Calling for water in the middle of the night.
In
the middle of the night - in the dark- he knows where he is. He knows
who to call out for. He's here with me at his blue house. But it would
be the same if he was there: At his gray house... He would know to call
for her.
During the day he finds buttons to push. He is stubborn and makes his displeasure for certain things known.

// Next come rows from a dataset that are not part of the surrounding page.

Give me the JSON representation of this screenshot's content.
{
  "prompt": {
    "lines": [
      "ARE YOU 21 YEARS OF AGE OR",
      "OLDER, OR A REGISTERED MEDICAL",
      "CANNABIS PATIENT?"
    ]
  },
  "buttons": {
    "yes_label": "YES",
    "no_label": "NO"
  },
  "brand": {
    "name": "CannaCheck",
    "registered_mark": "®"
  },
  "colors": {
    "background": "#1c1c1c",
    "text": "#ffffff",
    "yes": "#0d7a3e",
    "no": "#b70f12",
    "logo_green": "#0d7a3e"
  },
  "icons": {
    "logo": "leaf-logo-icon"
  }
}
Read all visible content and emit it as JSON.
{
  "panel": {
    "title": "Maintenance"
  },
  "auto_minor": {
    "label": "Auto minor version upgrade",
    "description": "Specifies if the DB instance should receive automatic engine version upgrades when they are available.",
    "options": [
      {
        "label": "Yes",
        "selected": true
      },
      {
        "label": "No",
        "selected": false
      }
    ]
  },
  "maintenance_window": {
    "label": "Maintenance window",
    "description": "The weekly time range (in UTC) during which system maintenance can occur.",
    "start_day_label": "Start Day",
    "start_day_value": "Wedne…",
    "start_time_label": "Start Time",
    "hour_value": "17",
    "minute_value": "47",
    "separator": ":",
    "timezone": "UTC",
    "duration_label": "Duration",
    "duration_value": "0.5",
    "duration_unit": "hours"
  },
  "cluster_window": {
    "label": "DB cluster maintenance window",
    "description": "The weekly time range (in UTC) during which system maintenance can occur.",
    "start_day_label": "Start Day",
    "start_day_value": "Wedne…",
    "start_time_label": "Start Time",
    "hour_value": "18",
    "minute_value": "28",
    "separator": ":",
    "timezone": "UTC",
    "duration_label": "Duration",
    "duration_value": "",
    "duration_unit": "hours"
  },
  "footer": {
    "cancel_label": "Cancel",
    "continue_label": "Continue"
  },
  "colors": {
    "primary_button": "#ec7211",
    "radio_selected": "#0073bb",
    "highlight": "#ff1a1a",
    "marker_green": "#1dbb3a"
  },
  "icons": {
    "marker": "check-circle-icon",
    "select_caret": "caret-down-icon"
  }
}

These changes have not been that easy on him. He is a bit angry.
During
the day, he calls me "Mommy-Mama" more times than just Mommy (my
assigned title). He's indifferent when he throws the "wrong" name into
the air- "You figure out who I mean," he seems to eye-roll; "Not my
problem the names are so similar."
But
somehow, in the middle of the night, as he sits and waits for the water
he requested, he knows who he is, where he is, which one of us is on
duty in this place.
He drinks.
He sighs. I steal a full-lipped kiss. He puts his head down and waits
for the covers to be pulled up and around to his ears. Another kiss and
"I love you." Tomorrow he'll probably do this in that other space where I
won't get to run water in to him if he beckons.
But in the middle of THIS night, he's mine to tend to. Mine to lose sleep over.
There
are now two types of middles of the nights. There is here and there is
there. There is "what-I-want" and "not quite right". There is a chance for
interrupted sleep in either kind of night.
One type is much sweeter and one much harder to bare.